"Vache folle" : un cas suspect dans un élevage des Ardennes

Le troupeau a été placé sous surveillance, en attendant le résultat définitif, qui devrait arriver sous 8 à 10 jours.

Vaches de race Salers en pâturage.
Vaches de race Salers en pâturage. (MAXPPP)
France Télévisions

Mis à jour le
publié le

Un cas potentiel d'encéphalopathie spongiforme bovine, plus connue sous le nom de maladie de la vache folle, est en cours d'examen dans un élevage de 400 vaches Salers des Ardennes, a annoncé mardi 22 mars le ministère de l'Agriculture. Le prélèvement sur l'animal décédé a été envoyé au laboratoire européen de référence pour l'ESB, au Royaume-Uni. Ce dernier devrait mettre 8 à 10 jours pour confirmer ou non ce cas de "vache folle".

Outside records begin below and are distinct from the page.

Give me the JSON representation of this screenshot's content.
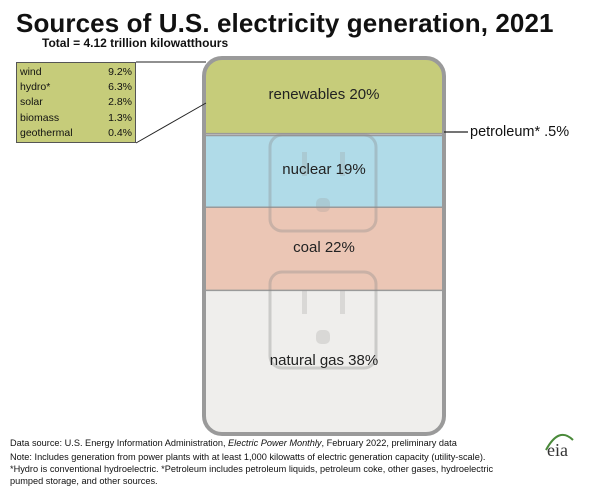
{
  "header": {
    "title": "Sources of U.S. electricity generation, 2021",
    "subtitle": "Total = 4.12 trillion kilowatthours"
  },
  "chart_data": {
    "type": "stacked-bar",
    "title": "Sources of U.S. electricity generation, 2021",
    "subtitle": "Total = 4.12 trillion kilowatthours",
    "unit": "percent of total",
    "segments": [
      {
        "name": "renewables",
        "value": 20,
        "label": "renewables 20%",
        "color": "#c6cc7a"
      },
      {
        "name": "petroleum*",
        "value": 0.5,
        "label": "petroleum* .5%",
        "color": "#e8e8e8"
      },
      {
        "name": "nuclear",
        "value": 19,
        "label": "nuclear 19%",
        "color": "#b0dbe8"
      },
      {
        "name": "coal",
        "value": 22,
        "label": "coal 22%",
        "color": "#ebc6b5"
      },
      {
        "name": "natural gas",
        "value": 38,
        "label": "natural gas 38%",
        "color": "#efeeec"
      }
    ],
    "renewables_breakdown": [
      {
        "name": "wind",
        "value": "9.2%"
      },
      {
        "name": "hydro*",
        "value": "6.3%"
      },
      {
        "name": "solar",
        "value": "2.8%"
      },
      {
        "name": "biomass",
        "value": "1.3%"
      },
      {
        "name": "geothermal",
        "value": "0.4%"
      }
    ]
  },
  "footer": {
    "source_prefix": "Data source: U.S. Energy Information Administration, ",
    "source_pub": "Electric Power Monthly",
    "source_suffix": ", February 2022, preliminary data",
    "note1": "Note: Includes generation from power plants with at least 1,000 kilowatts of electric generation capacity (utility-scale).",
    "note2": "*Hydro is conventional hydroelectric. *Petroleum includes petroleum liquids, petroleum coke, other gases, hydroelectric",
    "note3": "pumped storage, and other sources."
  },
  "logo": {
    "text": "eia"
  }
}
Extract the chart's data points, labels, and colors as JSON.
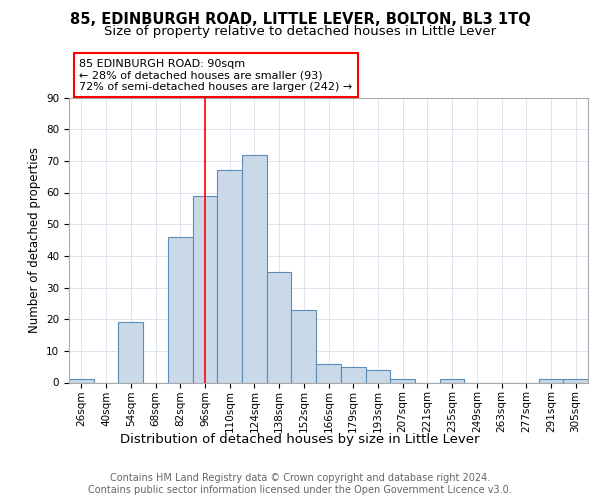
{
  "title": "85, EDINBURGH ROAD, LITTLE LEVER, BOLTON, BL3 1TQ",
  "subtitle": "Size of property relative to detached houses in Little Lever",
  "xlabel": "Distribution of detached houses by size in Little Lever",
  "ylabel": "Number of detached properties",
  "bar_labels": [
    "26sqm",
    "40sqm",
    "54sqm",
    "68sqm",
    "82sqm",
    "96sqm",
    "110sqm",
    "124sqm",
    "138sqm",
    "152sqm",
    "166sqm",
    "179sqm",
    "193sqm",
    "207sqm",
    "221sqm",
    "235sqm",
    "249sqm",
    "263sqm",
    "277sqm",
    "291sqm",
    "305sqm"
  ],
  "bar_values": [
    1,
    0,
    19,
    0,
    46,
    59,
    67,
    72,
    35,
    23,
    6,
    5,
    4,
    1,
    0,
    1,
    0,
    0,
    0,
    1,
    1
  ],
  "bar_color": "#c9d9e8",
  "bar_edgecolor": "#5b8db8",
  "bar_linewidth": 0.8,
  "vline_x": 5.0,
  "vline_color": "red",
  "vline_linewidth": 1.2,
  "annotation_text": "85 EDINBURGH ROAD: 90sqm\n← 28% of detached houses are smaller (93)\n72% of semi-detached houses are larger (242) →",
  "annotation_box_color": "white",
  "annotation_box_edgecolor": "red",
  "ylim": [
    0,
    90
  ],
  "yticks": [
    0,
    10,
    20,
    30,
    40,
    50,
    60,
    70,
    80,
    90
  ],
  "footer_text": "Contains HM Land Registry data © Crown copyright and database right 2024.\nContains public sector information licensed under the Open Government Licence v3.0.",
  "title_fontsize": 10.5,
  "subtitle_fontsize": 9.5,
  "xlabel_fontsize": 9.5,
  "ylabel_fontsize": 8.5,
  "tick_fontsize": 7.5,
  "annot_fontsize": 8,
  "footer_fontsize": 7,
  "background_color": "white",
  "grid_color": "#dce6f0"
}
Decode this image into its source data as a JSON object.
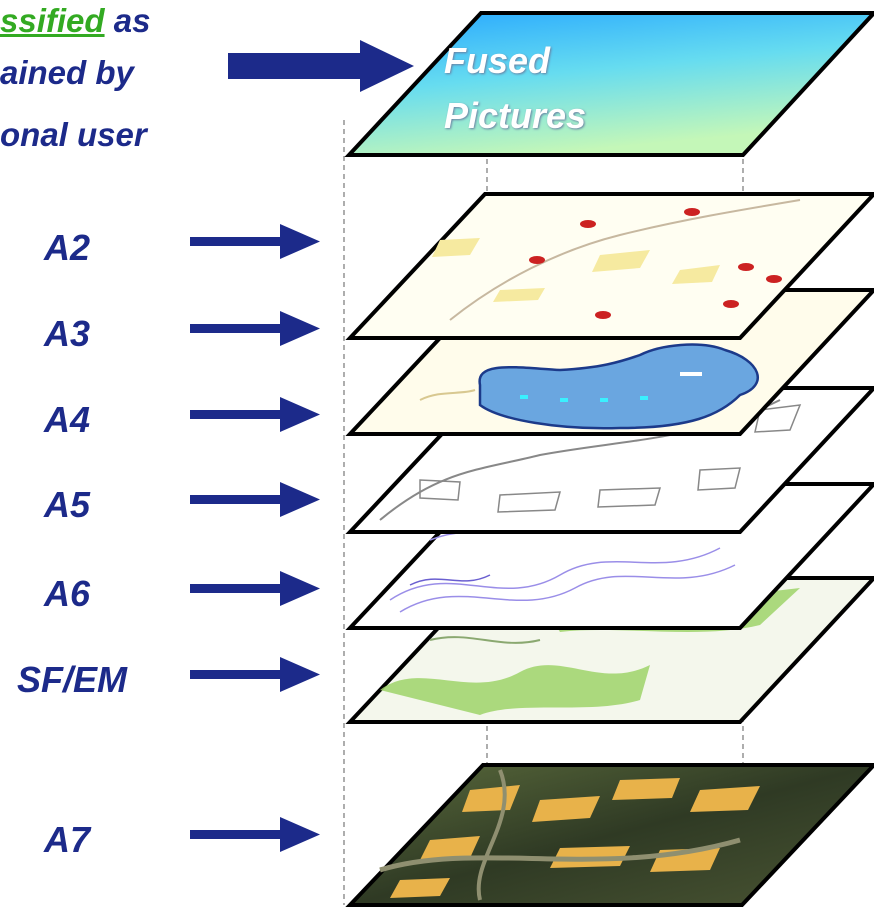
{
  "header": {
    "line1_highlight": "ssified",
    "line1_rest": " as",
    "line2": "ained by",
    "line3": "onal user"
  },
  "top_layer": {
    "line1": "Fused",
    "line2": "Pictures"
  },
  "layer_labels": [
    "A2",
    "A3",
    "A4",
    "A5",
    "A6",
    "SF/EM",
    "A7"
  ],
  "colors": {
    "label": "#1c2a8a",
    "arrow": "#1c2a8a",
    "highlight": "#33aa22",
    "fused_gradient_top": "#27a7ff",
    "fused_gradient_bottom": "#b8f5c4",
    "flood_area": "#6aa6e0",
    "green_cover": "#9ed36a",
    "aerial": "#3d4a2e"
  }
}
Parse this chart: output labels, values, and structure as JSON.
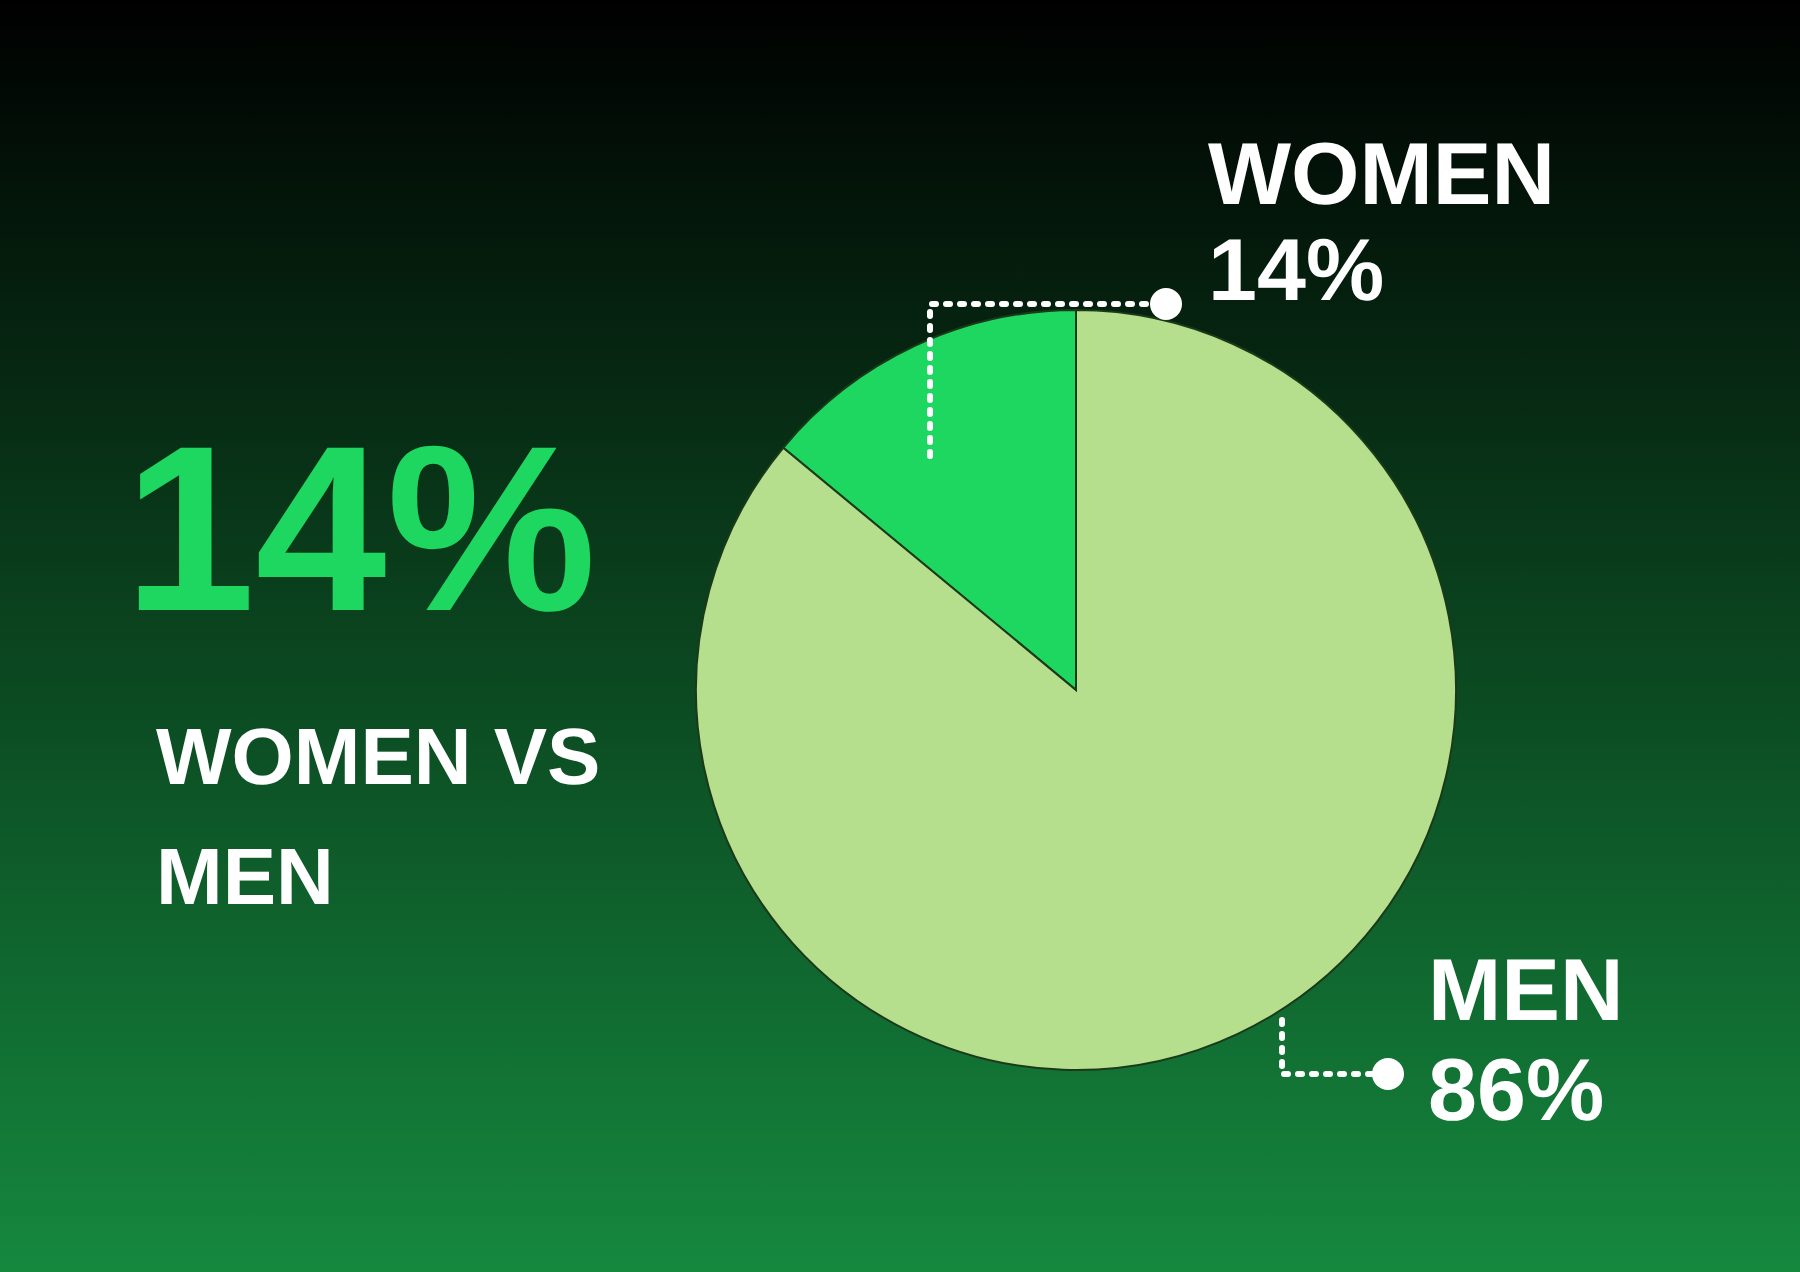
{
  "chart_data": {
    "type": "pie",
    "title": "14%",
    "subtitle": "WOMEN VS MEN",
    "categories": [
      "WOMEN",
      "MEN"
    ],
    "values": [
      14,
      86
    ],
    "colors": [
      "#1ed760",
      "#b5df8c"
    ],
    "value_labels": [
      "14%",
      "86%"
    ]
  }
}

"La suspicion a été établie le 17 mars par le laboratoire national de référence de l'Agence nationale de sécurité sanitaire (Anses), grâce à des prélèvements réalisés sur l'animal à l'équarrissage", selon un communiqué du ministère. Dans l'attente des résultats, "l'éleveur a été prévenu et le troupeau mis sous surveillance à titre préventif par arrêté préfectoral", ce qui interdit tout mouvement des animaux concernés en dehors de l'exploitation, selon le ministère.

Un "risque négligeable" en France

La France a été requalifiée pays à "risque négligeable" pour l'encéphalopathie spongiforme bovine en mai 2015 par l'Organisation mondiale de la santé animale, le dernier cas de "vache folle" remontant à 2011 dans l'Hexagone. Cette décision devait permettre de rouvrir les exportations vers de grands marchés internationaux. Ces derniers mois, l'Arabie saoudite, le Canada, Singapour, le Vietnam et l'Afrique du Sud ont rouvert leurs portes aux exportations françaises de viande bovine. Mais plusieurs marchés majeurs restent fermés, notamment le Brésil et la Chine.